The typical false reporter, [Harding] explains, is not “an evil minx who wraps the entire justice system around her little finger, just to hurt some poor, innocent man.” Instead, a false reporter will more likely claim a stranger rape, and because her story is more lurid and sympathetic that the “typical rape cases” involving alcohol and a victim who knows her assailant, the false reporter will end up getting more attention—and more sympathy—than the vast majority of reporters who tell the truth.

Stranger rapes are fairly rare, so Marcotte seems to feel no reservation about throwing women actually raped by strangers under the bus. Likewise, acquaintance rapes almost always have complicating factors (like the “victim” continuing to date or even marry the “rapist”) that Marcotte is quick to discount.

Marcotte, of course, goes on to describe one rape hoaxer (Coakley) as a “troubled young woman” and not the vile miscreant that she is. Marcotte also does not identify the false reporters as ardent, strident feminists (as both Coakley and Sulkowicz are).

Furthermore, Marcotte is implicitly trying to minimize the perceived damage rape hoaxes do by spreading the fictional perpetrator(s) over the whole of all men. Instead of leaving her burning bag of shit on your porch (and possibly burning down your house), Marcotte tosses her shit into the nearest water reservoir, potentially sickening everyone, and then claims, “see, it is not that bad when feminists do it to no man in particular.”

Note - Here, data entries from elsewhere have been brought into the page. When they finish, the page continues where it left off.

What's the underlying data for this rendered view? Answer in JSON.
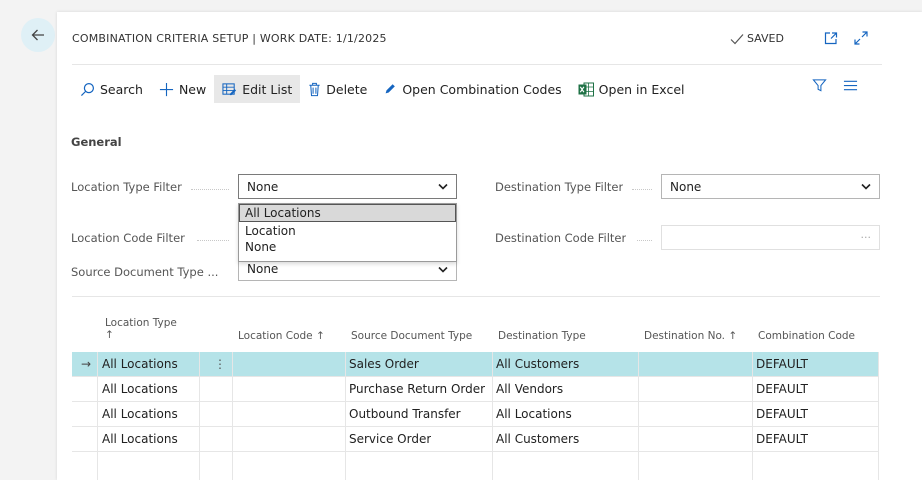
{
  "header": {
    "title": "COMBINATION CRITERIA SETUP | WORK DATE: 1/1/2025",
    "saved_label": "SAVED"
  },
  "toolbar": {
    "search": "Search",
    "new": "New",
    "edit_list": "Edit List",
    "delete": "Delete",
    "open_combination_codes": "Open Combination Codes",
    "open_in_excel": "Open in Excel"
  },
  "general": {
    "section_title": "General",
    "location_type_filter": {
      "label": "Location Type Filter",
      "value": "None"
    },
    "location_code_filter": {
      "label": "Location Code Filter",
      "value": ""
    },
    "source_document_type": {
      "label": "Source Document Type ...",
      "value": "None"
    },
    "destination_type_filter": {
      "label": "Destination Type Filter",
      "value": "None"
    },
    "destination_code_filter": {
      "label": "Destination Code Filter",
      "value": "",
      "ellipsis": "···"
    }
  },
  "dropdown": {
    "options": [
      "All Locations",
      "Location",
      "None"
    ],
    "highlighted": "All Locations"
  },
  "table": {
    "headers": {
      "location_type": "Location Type",
      "location_type_sort": "↑",
      "location_code": "Location Code ↑",
      "source_document_type": "Source Document Type",
      "destination_type": "Destination Type",
      "destination_no": "Destination No. ↑",
      "combination_code": "Combination Code"
    },
    "rows": [
      {
        "location_type": "All Locations",
        "location_code": "",
        "source_document_type": "Sales Order",
        "destination_type": "All Customers",
        "destination_no": "",
        "combination_code": "DEFAULT"
      },
      {
        "location_type": "All Locations",
        "location_code": "",
        "source_document_type": "Purchase Return Order",
        "destination_type": "All Vendors",
        "destination_no": "",
        "combination_code": "DEFAULT"
      },
      {
        "location_type": "All Locations",
        "location_code": "",
        "source_document_type": "Outbound Transfer",
        "destination_type": "All Locations",
        "destination_no": "",
        "combination_code": "DEFAULT"
      },
      {
        "location_type": "All Locations",
        "location_code": "",
        "source_document_type": "Service Order",
        "destination_type": "All Customers",
        "destination_no": "",
        "combination_code": "DEFAULT"
      },
      {
        "location_type": "",
        "location_code": "",
        "source_document_type": "",
        "destination_type": "",
        "destination_no": "",
        "combination_code": ""
      }
    ],
    "row_indicator": "→",
    "row_menu": "⋮"
  },
  "colors": {
    "accent": "#0f6fc6",
    "selected_row": "#b5e3e8",
    "back_button": "#dff0f6",
    "excel_green": "#1e7145"
  }
}
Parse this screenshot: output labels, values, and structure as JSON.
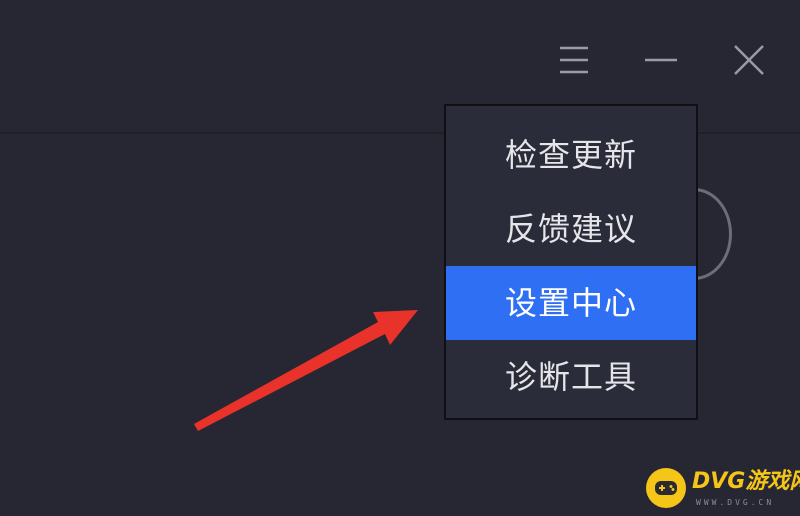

There are many reasons (sometimes combined) for women to make rape hoaxes:

  • The jilted lover, taking revenge on the man who left her or cheated on her. There is evidence that Sulkowicz was such a case.
  • The wannabe lover who fabricates a rape to trigger sympathy in another man or woman she has (perhaps unrequited) romantic designs on. There is some evidence that Jackie Coakley was one of this type.
  • The gold digger who uses a rape claim in a get-rich-quick scheme, as happened in the Brian Banks case.
  • The academic/professional rival, who fabricates a rape to sabotage a rival in order achieve some sort of advancement.
  • The misandrist/man-hater feminist who does it out of spite, or the desire for the coveted feminist victim status.
  • The attention whore.

Janet Bloomfield has more information on why women lie about rape here.

On college campuses where men and masculinity are culturally demonized and feminists inflate rape claims to gigantic proportions, it is no surprise that the rape hoax has become a staple crop instead of the poisonous weed that it should be.